Burgemeester en wethouders kunnen bij omgevingsvergunning afwijken van:

  • a. het bepaalde in 9.2.1 sub a voor de woningtypologie onder de voorwaarden dat:
    • 1. de stedenbouwkundige structuur niet wordt aangetast;
    • 2. voldaan wordt aan de parkeernormen als bedoeld in 19.1;
    • 3. voldaan wordt aan de verdeling van de woningtypologieën als bedoeld in 19.2.2;
  • b. het bepaalde in 9.2.1 sub b en toestaan dat de op de verbeelding opgenomen goothoogte mag worden overschreden, onder de voorwaarden dat:
    • 1. de overschrijding niet meer mag bedragen dan 1 meter;
    • 2. het woon- en leefmilieu van de omgeving niet onevenredig wordt aangetast;
    • 3. bij de afwijking het behoud van een stedenbouwkundige eenheid van de desbetreffende straat in acht wordt genomen;
  • c. het bepaalde in 9.2.2 sub a voor een oppervlakte van ten hoogste 60 m² onder de voorwaarden dat:
    • 1. het bebouwingspercentage van het bouwperceel niet meer bedraagt dan 60%;
    • 2. het woon- en leefmilieu van de omgeving niet onevenredig wordt aangetast;
    • 3. de stedenbouwkundige eenheid van de desbetreffende straat niet wordt aangetast;
  • d. het bepaalde in 9.2.2 sub f tot een afstand van tenminste 1 m onder de voorwaarden dat:
    • 1. het woon- en leefmilieu van de omgeving niet onevenredig wordt aangetast;
    • 2. de stedenbouwkundige eenheid van de desbetreffende straat niet wordt aangetast;
  • e. het bepaalde in 9.2.2 sub h voor het plaatsen van een vrijstaand bijgebouw met een plat dak onder de voorwaarde dat:
    • 1. de stedenbouwkundige eenheid van de desbetreffende straat en de bebouwingskarakteristiek niet worden aangetast.

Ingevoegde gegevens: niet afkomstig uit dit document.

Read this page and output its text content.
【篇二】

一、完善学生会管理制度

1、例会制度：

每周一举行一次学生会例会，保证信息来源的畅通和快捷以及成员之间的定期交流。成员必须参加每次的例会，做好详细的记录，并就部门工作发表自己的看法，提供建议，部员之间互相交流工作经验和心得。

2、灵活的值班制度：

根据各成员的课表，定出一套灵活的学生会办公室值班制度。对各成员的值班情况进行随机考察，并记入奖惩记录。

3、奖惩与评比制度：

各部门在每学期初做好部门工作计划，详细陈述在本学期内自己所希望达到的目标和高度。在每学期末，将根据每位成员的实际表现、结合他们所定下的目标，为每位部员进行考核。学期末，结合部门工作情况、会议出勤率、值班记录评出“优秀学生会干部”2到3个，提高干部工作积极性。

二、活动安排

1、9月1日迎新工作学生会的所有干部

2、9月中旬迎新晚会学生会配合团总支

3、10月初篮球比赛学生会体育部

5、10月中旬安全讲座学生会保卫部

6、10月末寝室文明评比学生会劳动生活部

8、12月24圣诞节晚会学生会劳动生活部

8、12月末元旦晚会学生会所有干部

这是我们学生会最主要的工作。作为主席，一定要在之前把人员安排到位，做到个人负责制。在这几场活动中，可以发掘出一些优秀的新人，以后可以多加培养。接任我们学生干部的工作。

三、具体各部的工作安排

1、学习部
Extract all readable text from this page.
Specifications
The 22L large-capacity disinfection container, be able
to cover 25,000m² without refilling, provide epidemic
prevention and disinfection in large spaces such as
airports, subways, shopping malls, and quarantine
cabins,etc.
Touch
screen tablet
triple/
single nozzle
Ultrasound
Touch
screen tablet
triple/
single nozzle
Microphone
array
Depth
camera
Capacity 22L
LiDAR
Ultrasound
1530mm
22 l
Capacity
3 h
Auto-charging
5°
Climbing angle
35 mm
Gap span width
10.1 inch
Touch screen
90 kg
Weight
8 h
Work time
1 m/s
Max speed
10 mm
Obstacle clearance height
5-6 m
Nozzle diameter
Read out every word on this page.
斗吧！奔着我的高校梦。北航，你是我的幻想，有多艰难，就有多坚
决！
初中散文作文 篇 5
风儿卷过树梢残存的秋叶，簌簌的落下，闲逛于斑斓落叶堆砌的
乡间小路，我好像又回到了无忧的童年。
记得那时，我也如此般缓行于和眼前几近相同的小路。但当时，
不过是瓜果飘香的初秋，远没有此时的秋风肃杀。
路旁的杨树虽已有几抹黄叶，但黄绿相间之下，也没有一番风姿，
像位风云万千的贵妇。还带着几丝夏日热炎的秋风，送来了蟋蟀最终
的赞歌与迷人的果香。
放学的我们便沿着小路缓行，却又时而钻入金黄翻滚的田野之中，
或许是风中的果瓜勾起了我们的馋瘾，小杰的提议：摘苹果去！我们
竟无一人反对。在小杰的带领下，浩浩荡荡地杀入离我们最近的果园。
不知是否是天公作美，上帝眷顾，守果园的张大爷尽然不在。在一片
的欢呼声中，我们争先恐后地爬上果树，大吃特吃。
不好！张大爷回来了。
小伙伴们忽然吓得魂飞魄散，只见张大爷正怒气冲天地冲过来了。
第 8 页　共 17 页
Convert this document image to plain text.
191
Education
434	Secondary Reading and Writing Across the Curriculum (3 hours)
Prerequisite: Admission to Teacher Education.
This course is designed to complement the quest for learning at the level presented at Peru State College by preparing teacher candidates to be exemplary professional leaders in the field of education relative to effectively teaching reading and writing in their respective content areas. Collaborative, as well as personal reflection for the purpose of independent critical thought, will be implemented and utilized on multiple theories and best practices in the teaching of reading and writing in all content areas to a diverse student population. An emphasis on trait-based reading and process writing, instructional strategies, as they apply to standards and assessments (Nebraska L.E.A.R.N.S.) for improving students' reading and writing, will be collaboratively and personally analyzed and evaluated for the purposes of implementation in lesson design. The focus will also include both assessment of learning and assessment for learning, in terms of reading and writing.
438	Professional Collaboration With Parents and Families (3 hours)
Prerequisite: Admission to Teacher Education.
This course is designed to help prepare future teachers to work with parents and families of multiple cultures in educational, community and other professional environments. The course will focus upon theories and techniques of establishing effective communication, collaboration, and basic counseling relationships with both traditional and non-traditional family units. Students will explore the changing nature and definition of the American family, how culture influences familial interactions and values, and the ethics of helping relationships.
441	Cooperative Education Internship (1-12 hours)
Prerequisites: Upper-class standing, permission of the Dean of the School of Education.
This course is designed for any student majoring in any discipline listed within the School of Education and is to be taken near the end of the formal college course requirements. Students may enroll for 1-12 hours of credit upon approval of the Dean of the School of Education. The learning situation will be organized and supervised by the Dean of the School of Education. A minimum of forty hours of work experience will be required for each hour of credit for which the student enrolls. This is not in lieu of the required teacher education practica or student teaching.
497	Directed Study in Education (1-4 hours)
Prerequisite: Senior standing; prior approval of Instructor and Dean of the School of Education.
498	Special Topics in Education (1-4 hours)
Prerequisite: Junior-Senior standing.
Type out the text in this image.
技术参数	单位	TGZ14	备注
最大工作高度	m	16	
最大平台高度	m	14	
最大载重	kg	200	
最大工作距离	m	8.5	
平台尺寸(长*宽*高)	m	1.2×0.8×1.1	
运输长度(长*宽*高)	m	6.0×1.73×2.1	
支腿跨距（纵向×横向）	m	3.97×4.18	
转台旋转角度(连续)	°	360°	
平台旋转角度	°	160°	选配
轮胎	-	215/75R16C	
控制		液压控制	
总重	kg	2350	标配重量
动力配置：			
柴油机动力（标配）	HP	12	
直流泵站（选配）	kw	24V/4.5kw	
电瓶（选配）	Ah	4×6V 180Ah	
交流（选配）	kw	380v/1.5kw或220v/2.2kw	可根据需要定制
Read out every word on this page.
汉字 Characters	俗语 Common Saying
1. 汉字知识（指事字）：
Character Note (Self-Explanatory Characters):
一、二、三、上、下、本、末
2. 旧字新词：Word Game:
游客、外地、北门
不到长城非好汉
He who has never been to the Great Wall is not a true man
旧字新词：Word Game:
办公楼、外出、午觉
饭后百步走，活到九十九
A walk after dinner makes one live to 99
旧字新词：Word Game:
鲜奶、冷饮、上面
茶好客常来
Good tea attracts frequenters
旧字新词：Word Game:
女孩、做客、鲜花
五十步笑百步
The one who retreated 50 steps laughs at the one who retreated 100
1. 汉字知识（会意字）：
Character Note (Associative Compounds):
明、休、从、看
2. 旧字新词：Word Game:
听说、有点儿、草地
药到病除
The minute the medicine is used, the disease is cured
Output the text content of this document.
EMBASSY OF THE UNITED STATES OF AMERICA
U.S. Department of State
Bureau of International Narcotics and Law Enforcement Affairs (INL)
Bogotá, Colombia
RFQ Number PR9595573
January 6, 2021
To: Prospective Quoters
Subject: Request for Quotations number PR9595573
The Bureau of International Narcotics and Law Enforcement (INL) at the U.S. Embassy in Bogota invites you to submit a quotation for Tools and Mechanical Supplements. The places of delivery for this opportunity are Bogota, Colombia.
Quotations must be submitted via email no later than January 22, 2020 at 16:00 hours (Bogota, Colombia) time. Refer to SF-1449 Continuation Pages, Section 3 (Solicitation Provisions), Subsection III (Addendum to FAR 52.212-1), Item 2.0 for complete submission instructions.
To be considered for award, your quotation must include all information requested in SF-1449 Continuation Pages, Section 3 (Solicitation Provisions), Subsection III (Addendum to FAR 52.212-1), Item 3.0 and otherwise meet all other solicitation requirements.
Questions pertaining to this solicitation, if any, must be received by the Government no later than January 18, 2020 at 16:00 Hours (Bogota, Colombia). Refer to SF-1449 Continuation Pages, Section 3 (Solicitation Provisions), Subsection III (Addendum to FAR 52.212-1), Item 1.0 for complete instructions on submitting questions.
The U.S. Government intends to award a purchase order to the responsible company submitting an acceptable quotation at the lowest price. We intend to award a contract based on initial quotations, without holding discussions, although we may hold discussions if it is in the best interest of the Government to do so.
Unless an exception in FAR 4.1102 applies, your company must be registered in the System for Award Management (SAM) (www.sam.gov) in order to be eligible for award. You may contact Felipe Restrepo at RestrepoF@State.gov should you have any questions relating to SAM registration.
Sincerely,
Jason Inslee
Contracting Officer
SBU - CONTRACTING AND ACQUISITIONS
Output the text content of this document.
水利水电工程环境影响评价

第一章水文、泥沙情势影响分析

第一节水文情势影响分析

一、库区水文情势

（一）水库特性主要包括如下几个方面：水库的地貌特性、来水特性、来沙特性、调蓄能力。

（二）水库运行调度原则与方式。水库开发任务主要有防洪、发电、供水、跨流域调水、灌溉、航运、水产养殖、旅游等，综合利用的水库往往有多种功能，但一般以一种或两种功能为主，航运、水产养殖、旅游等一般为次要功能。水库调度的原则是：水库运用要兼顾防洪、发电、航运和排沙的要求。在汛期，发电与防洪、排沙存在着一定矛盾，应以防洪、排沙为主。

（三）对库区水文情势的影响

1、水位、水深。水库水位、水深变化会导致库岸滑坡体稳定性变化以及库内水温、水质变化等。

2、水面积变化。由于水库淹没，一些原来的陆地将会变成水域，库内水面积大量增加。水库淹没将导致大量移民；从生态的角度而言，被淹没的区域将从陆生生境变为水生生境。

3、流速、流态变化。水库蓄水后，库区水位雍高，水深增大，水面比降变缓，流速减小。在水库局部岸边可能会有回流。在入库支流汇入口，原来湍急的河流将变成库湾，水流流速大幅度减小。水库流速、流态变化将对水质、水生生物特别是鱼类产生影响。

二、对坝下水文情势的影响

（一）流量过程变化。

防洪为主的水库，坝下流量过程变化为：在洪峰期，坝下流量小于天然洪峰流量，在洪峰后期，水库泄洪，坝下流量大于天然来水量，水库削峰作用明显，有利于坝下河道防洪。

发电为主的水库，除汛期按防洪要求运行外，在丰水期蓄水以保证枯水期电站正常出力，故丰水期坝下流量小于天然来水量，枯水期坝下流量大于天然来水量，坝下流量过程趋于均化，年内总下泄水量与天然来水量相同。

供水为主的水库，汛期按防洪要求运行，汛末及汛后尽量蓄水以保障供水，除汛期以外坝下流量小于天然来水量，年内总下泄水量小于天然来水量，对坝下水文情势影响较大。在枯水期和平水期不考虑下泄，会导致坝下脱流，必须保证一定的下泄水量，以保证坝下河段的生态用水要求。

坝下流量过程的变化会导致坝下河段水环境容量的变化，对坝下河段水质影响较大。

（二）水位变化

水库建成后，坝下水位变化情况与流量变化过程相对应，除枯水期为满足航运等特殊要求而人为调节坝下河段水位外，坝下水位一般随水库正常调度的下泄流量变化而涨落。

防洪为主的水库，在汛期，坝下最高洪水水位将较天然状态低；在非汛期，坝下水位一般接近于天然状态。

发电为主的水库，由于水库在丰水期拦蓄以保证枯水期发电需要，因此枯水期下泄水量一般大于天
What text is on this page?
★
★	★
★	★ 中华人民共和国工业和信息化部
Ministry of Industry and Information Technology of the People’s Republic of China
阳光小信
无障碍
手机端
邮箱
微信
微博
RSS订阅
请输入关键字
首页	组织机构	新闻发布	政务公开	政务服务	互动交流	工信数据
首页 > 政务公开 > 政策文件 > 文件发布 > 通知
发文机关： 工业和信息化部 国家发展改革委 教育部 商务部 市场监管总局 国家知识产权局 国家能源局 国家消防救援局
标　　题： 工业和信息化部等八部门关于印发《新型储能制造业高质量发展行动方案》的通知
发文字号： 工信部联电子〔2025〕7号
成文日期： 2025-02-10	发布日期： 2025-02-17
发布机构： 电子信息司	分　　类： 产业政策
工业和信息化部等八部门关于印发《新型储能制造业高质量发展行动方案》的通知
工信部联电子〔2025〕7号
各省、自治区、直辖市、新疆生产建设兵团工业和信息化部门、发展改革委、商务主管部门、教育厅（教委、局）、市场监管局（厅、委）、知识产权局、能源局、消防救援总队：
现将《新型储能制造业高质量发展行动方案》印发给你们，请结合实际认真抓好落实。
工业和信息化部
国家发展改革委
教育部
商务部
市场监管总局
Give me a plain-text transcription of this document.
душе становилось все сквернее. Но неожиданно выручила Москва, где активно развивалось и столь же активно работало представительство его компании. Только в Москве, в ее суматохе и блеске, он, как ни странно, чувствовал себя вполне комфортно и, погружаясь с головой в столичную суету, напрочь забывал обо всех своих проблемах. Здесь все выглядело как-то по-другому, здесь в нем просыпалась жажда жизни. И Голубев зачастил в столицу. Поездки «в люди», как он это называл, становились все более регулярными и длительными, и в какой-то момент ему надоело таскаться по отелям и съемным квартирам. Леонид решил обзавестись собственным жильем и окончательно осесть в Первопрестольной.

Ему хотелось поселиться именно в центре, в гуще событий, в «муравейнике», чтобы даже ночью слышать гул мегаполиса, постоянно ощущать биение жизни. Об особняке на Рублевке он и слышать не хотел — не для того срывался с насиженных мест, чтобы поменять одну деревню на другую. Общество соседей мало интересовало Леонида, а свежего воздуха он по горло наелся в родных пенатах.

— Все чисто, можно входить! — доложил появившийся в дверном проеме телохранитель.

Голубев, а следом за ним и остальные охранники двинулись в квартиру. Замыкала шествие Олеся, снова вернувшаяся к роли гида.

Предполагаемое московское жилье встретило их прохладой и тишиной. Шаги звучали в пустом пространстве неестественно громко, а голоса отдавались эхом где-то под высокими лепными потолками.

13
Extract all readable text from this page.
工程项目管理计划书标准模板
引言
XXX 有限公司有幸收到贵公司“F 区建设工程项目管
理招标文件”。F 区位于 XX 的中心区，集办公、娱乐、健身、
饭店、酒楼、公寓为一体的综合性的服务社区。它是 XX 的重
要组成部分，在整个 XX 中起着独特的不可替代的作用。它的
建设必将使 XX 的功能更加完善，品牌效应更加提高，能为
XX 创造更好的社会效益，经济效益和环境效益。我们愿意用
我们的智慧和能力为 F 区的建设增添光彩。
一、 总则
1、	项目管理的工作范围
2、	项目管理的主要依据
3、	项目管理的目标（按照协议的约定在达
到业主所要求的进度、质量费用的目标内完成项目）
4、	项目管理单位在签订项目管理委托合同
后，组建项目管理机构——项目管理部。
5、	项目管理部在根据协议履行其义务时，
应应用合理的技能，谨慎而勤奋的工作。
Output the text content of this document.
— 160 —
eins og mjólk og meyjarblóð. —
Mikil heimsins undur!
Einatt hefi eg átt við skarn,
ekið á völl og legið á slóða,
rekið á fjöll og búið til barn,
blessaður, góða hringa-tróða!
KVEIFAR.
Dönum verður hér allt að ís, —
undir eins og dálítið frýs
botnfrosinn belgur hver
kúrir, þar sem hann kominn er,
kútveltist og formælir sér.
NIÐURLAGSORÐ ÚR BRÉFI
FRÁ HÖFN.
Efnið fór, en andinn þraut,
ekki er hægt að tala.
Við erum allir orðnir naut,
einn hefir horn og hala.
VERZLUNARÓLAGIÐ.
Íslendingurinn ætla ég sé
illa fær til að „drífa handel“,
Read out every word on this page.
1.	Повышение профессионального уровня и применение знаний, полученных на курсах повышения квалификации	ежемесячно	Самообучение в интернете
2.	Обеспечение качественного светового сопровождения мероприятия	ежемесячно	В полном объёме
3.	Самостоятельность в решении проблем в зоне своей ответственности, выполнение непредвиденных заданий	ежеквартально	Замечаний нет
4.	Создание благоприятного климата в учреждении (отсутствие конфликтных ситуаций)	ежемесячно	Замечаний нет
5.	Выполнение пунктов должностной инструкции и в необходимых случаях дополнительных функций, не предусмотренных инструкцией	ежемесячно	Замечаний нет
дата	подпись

9.5 Specifieke gebruiksregels
9.5.1 Verbod

Het is verboden bijgebouwen te gebruiken of te laten gebruiken als zelfstandige woonruimte.

9.5.2 Beroeps- en bedrijfsuitoefening

Op deze gronden is het gebruik toegestaan van gedeelten van hoofdgebouwen, inclusief aan- en uitbouwen, voor aan-huis-gebonden beroepen en kleinschalige bedrijfsmatige activiteiten, voor zover:

  • a. het vloeroppervlak ten behoeve van aan-huis-gebonden beroepen en de kleinschalige bedrijfsmatige activiteiten niet groter is dan 25% van het vloeroppervlak van het hoofdgebouw, inclusief aan- en uitbouwen, met een maximum van 40 m²;
  • b. ten behoeve van de kantoor- en praktijkruimten en de kleinschalige bedrijfsmatige activiteiten in voldoende parkeergelegenheid wordt voorzien;
  • c. de kleinschalige bedrijfsmatige activiteiten geen nadelige invloed hebben op de normale afwikkeling van het verkeer en niet gepaard gaan met horeca en detailhandel, uitgezonderd beperkte verkoop die ondergeschikt is aan de uitoefening van de betrokken kleinschalige bedrijfsmatige activiteiten;
  • d. het beroep of bedrijf wordt uitgeoefend door de hoofdbewoner van het betreffende perceel.